The U.S. Commission on Civil Rights heard from stakeholders on December 7, 2012. A Society for Human Resource Management spokesperson stated that the Guidance “places employers between a rock and a hard place” in that they could lose their license and/or be open to liability if they do not comply with state or local laws mandating criminal background checks for certain jobs. Other spokespeople complained that the Guidance places an undue burden on smaller employers and that it is unclear when individualized assessments are necessary and bright-line rules are permissible. Other critiques are that the statement that an arrest may “in some cases” trigger an inquiry into whether the underlying conduct justifies an adverse employment action is hardly a model of clarity, and the examples do not pin down when these circumstances exist. The same criticism can be raised about the statement that a conviction will “usually” serve as evidence that a person engaged in particular conduct.

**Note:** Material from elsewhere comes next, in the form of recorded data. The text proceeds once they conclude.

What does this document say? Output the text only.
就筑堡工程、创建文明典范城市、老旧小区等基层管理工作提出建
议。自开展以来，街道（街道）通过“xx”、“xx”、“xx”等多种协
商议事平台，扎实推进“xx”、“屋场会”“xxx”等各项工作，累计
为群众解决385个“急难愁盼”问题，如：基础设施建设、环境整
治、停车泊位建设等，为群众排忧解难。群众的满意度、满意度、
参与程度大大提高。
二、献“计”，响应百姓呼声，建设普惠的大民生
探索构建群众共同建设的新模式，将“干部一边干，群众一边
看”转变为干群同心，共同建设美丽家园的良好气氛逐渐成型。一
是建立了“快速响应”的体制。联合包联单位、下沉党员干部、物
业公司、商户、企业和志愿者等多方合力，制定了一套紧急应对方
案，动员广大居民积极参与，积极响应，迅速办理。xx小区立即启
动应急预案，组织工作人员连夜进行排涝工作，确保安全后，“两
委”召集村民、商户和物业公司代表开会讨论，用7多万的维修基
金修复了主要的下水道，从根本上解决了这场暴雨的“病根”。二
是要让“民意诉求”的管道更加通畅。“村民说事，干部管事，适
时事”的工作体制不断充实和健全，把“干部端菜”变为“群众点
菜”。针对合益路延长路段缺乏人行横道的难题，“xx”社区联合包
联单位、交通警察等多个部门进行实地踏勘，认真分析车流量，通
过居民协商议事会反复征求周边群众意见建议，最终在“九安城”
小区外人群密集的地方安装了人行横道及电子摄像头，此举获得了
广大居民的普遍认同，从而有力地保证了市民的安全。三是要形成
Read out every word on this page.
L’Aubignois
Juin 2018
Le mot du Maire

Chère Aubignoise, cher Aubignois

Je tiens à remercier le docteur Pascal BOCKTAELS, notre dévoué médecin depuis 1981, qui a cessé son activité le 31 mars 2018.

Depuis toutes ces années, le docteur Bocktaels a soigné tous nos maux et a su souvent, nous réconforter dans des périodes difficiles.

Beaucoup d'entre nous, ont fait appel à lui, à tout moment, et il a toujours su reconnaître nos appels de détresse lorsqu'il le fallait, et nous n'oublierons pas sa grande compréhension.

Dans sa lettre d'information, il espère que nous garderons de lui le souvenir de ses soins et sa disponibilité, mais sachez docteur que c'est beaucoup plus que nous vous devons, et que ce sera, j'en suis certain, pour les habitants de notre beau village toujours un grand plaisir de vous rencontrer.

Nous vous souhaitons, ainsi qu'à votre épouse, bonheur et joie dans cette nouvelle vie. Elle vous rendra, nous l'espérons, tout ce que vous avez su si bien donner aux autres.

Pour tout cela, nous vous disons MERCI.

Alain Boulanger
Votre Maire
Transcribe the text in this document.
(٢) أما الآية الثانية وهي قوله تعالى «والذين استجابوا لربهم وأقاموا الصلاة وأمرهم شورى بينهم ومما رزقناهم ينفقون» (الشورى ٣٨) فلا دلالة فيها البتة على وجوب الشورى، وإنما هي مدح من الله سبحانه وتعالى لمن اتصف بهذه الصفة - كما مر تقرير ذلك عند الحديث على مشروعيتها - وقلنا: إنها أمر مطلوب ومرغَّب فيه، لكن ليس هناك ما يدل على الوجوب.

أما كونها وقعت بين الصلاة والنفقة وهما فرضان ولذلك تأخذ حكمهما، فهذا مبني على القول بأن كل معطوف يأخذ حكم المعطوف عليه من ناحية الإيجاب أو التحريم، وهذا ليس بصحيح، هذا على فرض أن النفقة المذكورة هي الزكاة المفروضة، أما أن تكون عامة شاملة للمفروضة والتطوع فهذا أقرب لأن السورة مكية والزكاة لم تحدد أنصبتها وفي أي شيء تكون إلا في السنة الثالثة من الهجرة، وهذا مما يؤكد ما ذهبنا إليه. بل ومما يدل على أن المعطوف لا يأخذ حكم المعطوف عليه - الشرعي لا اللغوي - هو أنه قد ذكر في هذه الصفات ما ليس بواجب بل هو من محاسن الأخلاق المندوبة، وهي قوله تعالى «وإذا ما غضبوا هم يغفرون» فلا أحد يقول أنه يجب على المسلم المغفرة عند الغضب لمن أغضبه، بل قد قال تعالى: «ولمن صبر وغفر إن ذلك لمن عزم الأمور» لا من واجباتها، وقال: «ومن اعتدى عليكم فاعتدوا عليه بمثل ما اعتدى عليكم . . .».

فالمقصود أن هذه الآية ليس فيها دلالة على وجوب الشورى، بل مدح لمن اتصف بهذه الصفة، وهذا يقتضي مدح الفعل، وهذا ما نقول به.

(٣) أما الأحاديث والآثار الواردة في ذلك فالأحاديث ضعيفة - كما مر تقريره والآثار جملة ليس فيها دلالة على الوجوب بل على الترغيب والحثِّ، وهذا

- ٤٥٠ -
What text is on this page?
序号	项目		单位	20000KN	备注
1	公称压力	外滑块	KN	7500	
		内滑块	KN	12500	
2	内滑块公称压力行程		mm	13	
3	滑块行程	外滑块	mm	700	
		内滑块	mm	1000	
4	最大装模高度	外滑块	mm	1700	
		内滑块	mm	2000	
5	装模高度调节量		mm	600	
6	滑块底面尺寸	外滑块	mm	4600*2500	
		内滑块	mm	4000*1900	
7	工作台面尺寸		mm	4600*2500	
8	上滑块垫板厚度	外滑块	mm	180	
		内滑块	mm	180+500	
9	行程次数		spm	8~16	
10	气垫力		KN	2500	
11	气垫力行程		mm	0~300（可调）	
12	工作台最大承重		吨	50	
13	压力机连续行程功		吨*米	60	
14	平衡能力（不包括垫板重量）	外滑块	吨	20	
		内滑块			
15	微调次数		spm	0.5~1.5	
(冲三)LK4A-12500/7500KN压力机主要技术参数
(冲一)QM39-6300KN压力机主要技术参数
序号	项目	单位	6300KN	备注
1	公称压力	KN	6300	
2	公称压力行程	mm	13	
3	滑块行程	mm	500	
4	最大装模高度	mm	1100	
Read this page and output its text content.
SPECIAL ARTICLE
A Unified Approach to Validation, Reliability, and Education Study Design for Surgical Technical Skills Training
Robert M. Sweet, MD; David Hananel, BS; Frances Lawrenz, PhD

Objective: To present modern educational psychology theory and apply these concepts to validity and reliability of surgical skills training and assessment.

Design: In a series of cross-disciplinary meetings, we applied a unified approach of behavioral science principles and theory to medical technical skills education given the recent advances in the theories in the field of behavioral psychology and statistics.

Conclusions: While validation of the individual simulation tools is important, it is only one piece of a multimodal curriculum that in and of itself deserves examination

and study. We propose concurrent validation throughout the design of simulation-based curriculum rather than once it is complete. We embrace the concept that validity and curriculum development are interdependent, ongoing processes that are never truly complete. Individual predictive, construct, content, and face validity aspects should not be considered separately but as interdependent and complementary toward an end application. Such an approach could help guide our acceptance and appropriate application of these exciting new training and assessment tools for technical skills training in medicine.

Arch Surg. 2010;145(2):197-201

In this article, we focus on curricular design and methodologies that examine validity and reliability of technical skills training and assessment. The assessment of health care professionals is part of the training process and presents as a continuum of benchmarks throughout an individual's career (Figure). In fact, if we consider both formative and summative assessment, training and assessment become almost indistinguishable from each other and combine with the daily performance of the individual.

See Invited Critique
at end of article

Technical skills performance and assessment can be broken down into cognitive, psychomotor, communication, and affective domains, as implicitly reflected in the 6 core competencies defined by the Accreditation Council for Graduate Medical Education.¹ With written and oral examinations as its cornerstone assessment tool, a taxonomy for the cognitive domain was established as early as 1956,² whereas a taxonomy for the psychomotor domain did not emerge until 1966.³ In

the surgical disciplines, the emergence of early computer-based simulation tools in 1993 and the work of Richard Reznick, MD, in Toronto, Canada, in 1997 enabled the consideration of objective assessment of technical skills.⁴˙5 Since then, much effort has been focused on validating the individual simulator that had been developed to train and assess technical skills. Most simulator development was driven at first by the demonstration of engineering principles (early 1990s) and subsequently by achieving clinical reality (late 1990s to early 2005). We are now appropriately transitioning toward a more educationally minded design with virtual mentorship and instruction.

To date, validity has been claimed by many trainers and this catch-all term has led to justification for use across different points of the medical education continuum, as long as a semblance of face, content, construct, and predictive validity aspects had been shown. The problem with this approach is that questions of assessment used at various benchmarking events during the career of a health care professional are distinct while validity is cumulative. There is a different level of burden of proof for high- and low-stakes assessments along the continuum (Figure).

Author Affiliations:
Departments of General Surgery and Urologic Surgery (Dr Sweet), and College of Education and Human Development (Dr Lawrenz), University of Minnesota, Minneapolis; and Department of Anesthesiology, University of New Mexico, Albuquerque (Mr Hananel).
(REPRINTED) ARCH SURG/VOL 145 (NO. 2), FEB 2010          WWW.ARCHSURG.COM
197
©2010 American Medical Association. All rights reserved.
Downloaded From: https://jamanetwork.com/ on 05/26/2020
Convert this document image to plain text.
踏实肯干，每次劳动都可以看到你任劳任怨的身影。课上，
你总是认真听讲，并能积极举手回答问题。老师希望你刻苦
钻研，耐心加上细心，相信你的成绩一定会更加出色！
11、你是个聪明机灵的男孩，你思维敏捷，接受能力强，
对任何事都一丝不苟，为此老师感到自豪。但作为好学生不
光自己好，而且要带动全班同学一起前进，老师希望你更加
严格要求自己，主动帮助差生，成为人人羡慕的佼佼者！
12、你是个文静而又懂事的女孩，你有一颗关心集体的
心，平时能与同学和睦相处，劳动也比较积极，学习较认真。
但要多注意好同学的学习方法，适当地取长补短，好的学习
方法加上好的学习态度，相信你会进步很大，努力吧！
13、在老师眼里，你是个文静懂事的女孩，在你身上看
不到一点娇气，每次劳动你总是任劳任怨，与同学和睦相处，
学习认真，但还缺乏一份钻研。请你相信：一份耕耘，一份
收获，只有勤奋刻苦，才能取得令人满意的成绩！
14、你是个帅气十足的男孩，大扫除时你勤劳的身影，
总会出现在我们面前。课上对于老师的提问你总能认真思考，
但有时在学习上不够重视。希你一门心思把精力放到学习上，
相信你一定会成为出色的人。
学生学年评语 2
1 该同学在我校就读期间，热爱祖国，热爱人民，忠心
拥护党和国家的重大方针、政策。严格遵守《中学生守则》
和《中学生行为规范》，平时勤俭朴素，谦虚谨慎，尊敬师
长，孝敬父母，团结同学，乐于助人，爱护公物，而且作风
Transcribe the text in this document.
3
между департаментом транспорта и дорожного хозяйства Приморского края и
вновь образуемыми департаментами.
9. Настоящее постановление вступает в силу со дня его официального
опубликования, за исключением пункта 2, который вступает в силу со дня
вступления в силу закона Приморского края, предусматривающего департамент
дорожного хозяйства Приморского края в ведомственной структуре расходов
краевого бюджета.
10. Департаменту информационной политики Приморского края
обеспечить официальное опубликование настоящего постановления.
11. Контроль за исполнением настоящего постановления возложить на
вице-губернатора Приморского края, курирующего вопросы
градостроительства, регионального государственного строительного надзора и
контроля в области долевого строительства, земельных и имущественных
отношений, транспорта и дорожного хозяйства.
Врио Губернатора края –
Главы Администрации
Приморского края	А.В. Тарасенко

Conclusion. The Guidance is useful in many respects. It shows employers who use criminal history information in hiring decisions how to withstand a disparate treatment challenge to that practice. It explains the origins and evolution of the controversial and difficult-to-understand disparate impact theory and is replete with data showing that criminal background check policies are susceptible to attack under that theory. And it gives employers updated advice on how to avoid liability under the theory.
But the Guidance is also problematic. It is vague in many areas. Employers may find it difficult and expensive to follow. The EEOC must also be faulted for not acknowledging the risk to an employer if it fails to conduct a criminal history check on a new hire who harms a third party.